Computer vision technology plays a key role in diverse multimedia applications, including surveillance, environmental monitoring, smart space, and so on. These has led to a massive research effort devoted to research challenges in the development of computer vision algorithms for managing, processing, analyzing, and interpreting the multimedia data collected. The aim of this special issue is to consolidate the recent research achievements that address the broad challenges in computer vision technologies with a specific focus in multimedia applications.

This special issue received more than 30 high quality submissions from over 10 countries. All submitted papers were peer-reviewed by at least three independent reviewers. In the end, only 10 papers were finally included in this special issue.

The first two papers addressed mobile multimedia. Xu et al. studied the problem of human position recommendation in mobile photographing and proposed a learning-based method to summarize the photographing knowledge from massive social images. Lopez et al. studied how to build mosaic images of printed documents and natural scenes from low resolution video frames

The third and fourth paper tackled motion analysis. Hsu et al. presented a multimedia presentation system using a 3D gesture interface in museums. Li and Sun proposed a generative approach in the framework of evolutionary computation for tracking human pose in high dimensional pose state space.
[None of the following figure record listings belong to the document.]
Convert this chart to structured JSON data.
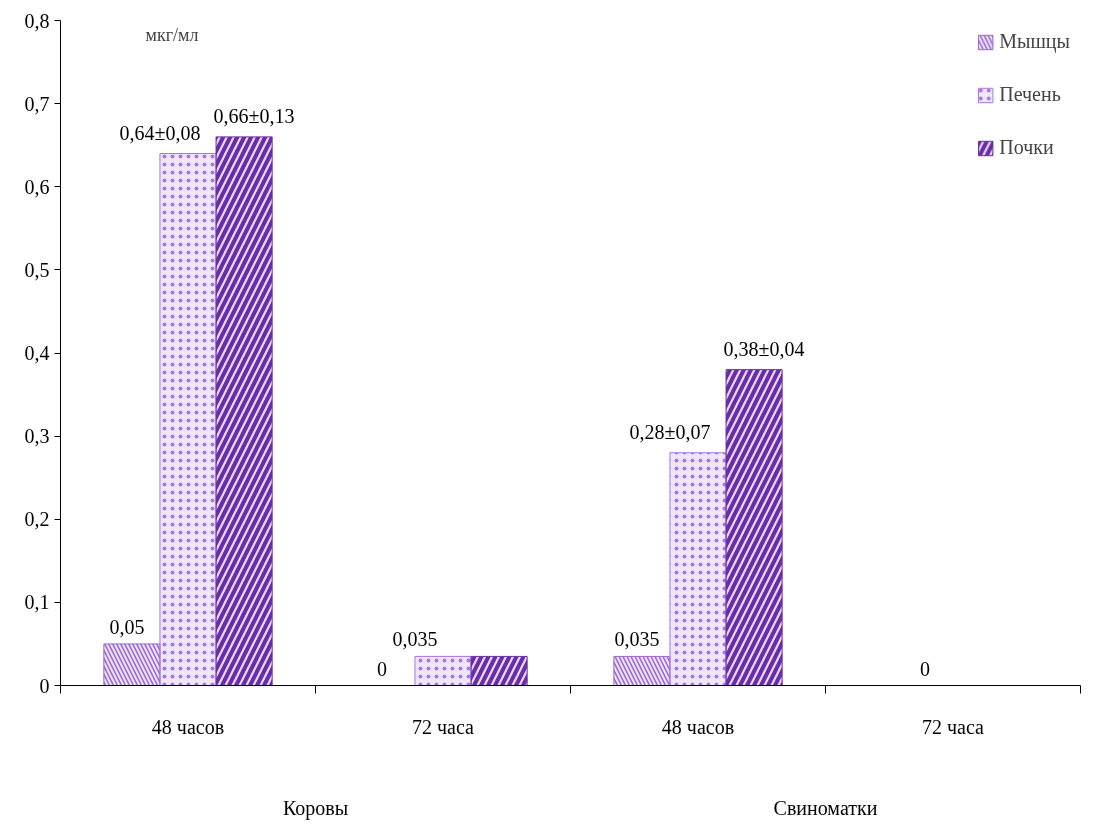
{
  "chart_data": {
    "type": "bar",
    "ylabel": "мкг/мл",
    "categories": [
      "48 часов",
      "72 часа",
      "48 часов",
      "72 часа"
    ],
    "series": [
      {
        "name": "Мышцы",
        "color": "#9a66d0",
        "values": [
          0.05,
          0,
          0.035,
          0
        ],
        "value_labels": [
          "0,05",
          "0",
          "0,035",
          null
        ]
      },
      {
        "name": "Печень",
        "color": "#a878e0",
        "values": [
          0.64,
          0.035,
          0.28,
          0
        ],
        "value_labels": [
          "0,64±0,08",
          "0,035",
          "0,28±0,07",
          "0"
        ]
      },
      {
        "name": "Почки",
        "color": "#6a2ca8",
        "values": [
          0.66,
          0.035,
          0.38,
          0
        ],
        "value_labels": [
          "0,66±0,13",
          null,
          "0,38±0,04",
          null
        ]
      }
    ],
    "ylim": [
      0,
      0.8
    ],
    "yticks": [
      0,
      {
        "value": 0.1,
        "label": "0,1"
      },
      {
        "value": 0.2,
        "label": "0,2"
      },
      {
        "value": 0.3,
        "label": "0,3"
      },
      {
        "value": 0.4,
        "label": "0,4"
      },
      {
        "value": 0.5,
        "label": "0,5"
      },
      {
        "value": 0.6,
        "label": "0,6"
      },
      {
        "value": 0.7,
        "label": "0,7"
      },
      {
        "value": 0.8,
        "label": "0,8"
      }
    ],
    "annotations": [
      "Коровы",
      "Свиноматки"
    ],
    "legend": "top right",
    "grid": false
  }
}
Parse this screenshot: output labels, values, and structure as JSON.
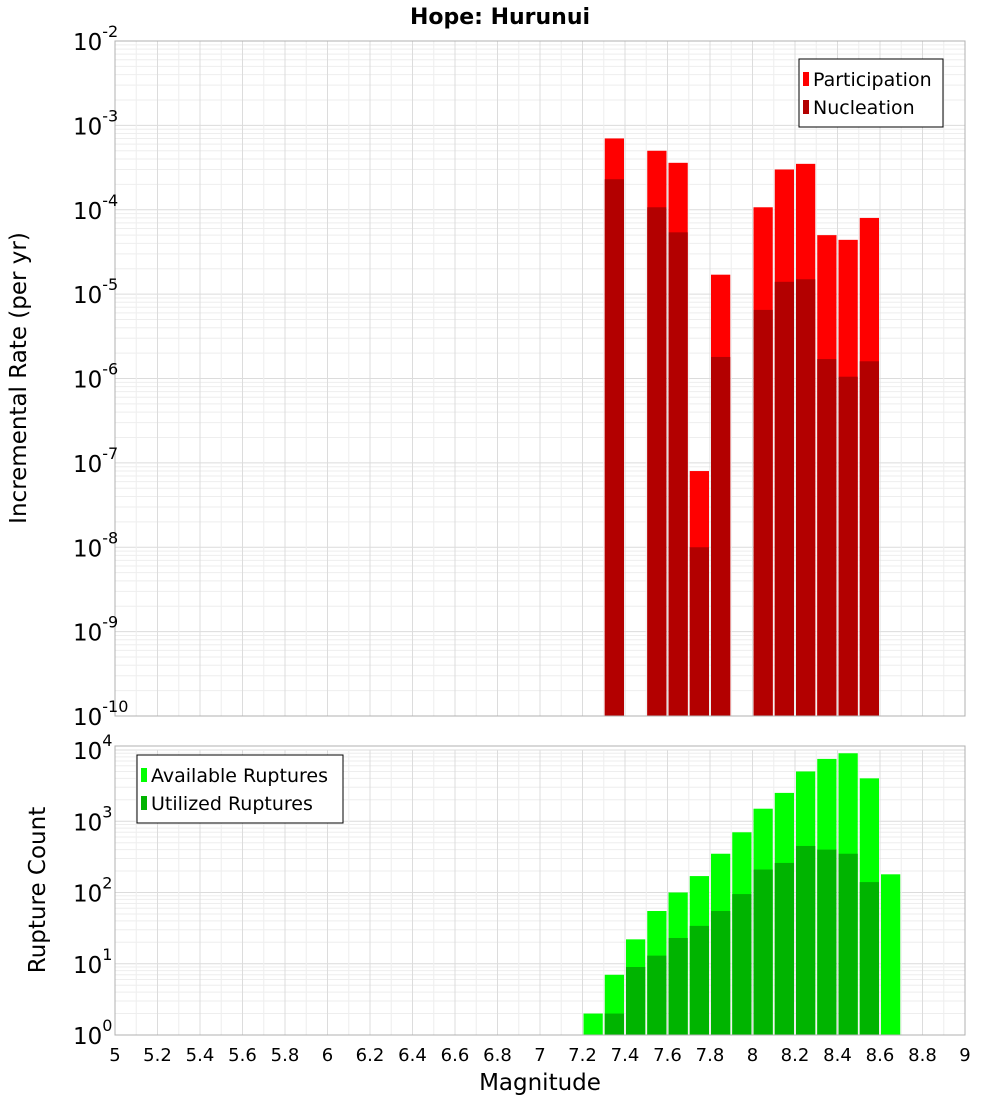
{
  "chart_data": [
    {
      "type": "bar",
      "title": "Hope: Hurunui",
      "ylabel": "Incremental Rate (per yr)",
      "yscale": "log",
      "ylim_exp": [
        -10,
        -2
      ],
      "x": [
        7.3,
        7.5,
        7.6,
        7.7,
        7.8,
        8.0,
        8.1,
        8.2,
        8.3,
        8.4,
        8.5
      ],
      "series": [
        {
          "name": "Participation",
          "color": "#ff0000",
          "values": [
            0.0007,
            0.0005,
            0.00036,
            8e-08,
            1.7e-05,
            0.000107,
            0.0003,
            0.00035,
            5e-05,
            4.4e-05,
            8e-05
          ]
        },
        {
          "name": "Nucleation",
          "color": "#b30000",
          "values": [
            0.00023,
            0.000107,
            5.4e-05,
            1e-08,
            1.8e-06,
            6.5e-06,
            1.4e-05,
            1.5e-05,
            1.7e-06,
            1.05e-06,
            1.6e-06
          ]
        }
      ],
      "legend_position": "top-right",
      "grid": true
    },
    {
      "type": "bar",
      "ylabel": "Rupture Count",
      "xlabel": "Magnitude",
      "yscale": "log",
      "ylim_exp": [
        0,
        4
      ],
      "xlim": [
        5,
        9
      ],
      "x_ticks": [
        "5",
        "5.2",
        "5.4",
        "5.6",
        "5.8",
        "6",
        "6.2",
        "6.4",
        "6.6",
        "6.8",
        "7",
        "7.2",
        "7.4",
        "7.6",
        "7.8",
        "8",
        "8.2",
        "8.4",
        "8.6",
        "8.8",
        "9"
      ],
      "x": [
        6.8,
        7.2,
        7.3,
        7.4,
        7.5,
        7.6,
        7.7,
        7.8,
        7.9,
        8.0,
        8.1,
        8.2,
        8.3,
        8.4,
        8.5,
        8.6
      ],
      "series": [
        {
          "name": "Available Ruptures",
          "color": "#00ff00",
          "values": [
            1,
            2,
            7,
            22,
            55,
            100,
            170,
            350,
            700,
            1500,
            2500,
            5000,
            7500,
            9000,
            4000,
            180
          ]
        },
        {
          "name": "Utilized Ruptures",
          "color": "#00b400",
          "values": [
            0,
            1,
            2,
            9,
            13,
            23,
            34,
            55,
            95,
            210,
            260,
            450,
            400,
            350,
            140,
            1
          ]
        }
      ],
      "legend_position": "top-left",
      "grid": true
    }
  ]
}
The fifth, sixth and seventh paper studied image enhancement. Lagodzinski and Smolka proposed an image colorization scheme that takes advantage of the modified morphological distance transform to propagate the color. Xu et al. provided an extensive survey on image contrast measures. Hua et al. proposed an image denoising method based on two dimensional finite impulse response filtering.

The last three papers discussed applied computer vision techniques. Li et al. proposed a comic page segmentation approach with the aim to automatically decompose scanned comic images into storyboards. Hu et al. proposed an image defect detection approach for the steel images. Yang et al. proposed a fast localization-verification scheme for video text detection and recognition, in which an edge-based multi-scale text detector first identifies potential text candidates with high recall rate, followed by an image entropy-based filter for verification and a machine learning approach for recognition.

We close by thanking authors for their submissions, reviewers for their constructive comments, Prof. Borko Furht, Editor-in-Chief of MTAP, and all publishing staffs for guiding us through the whole process.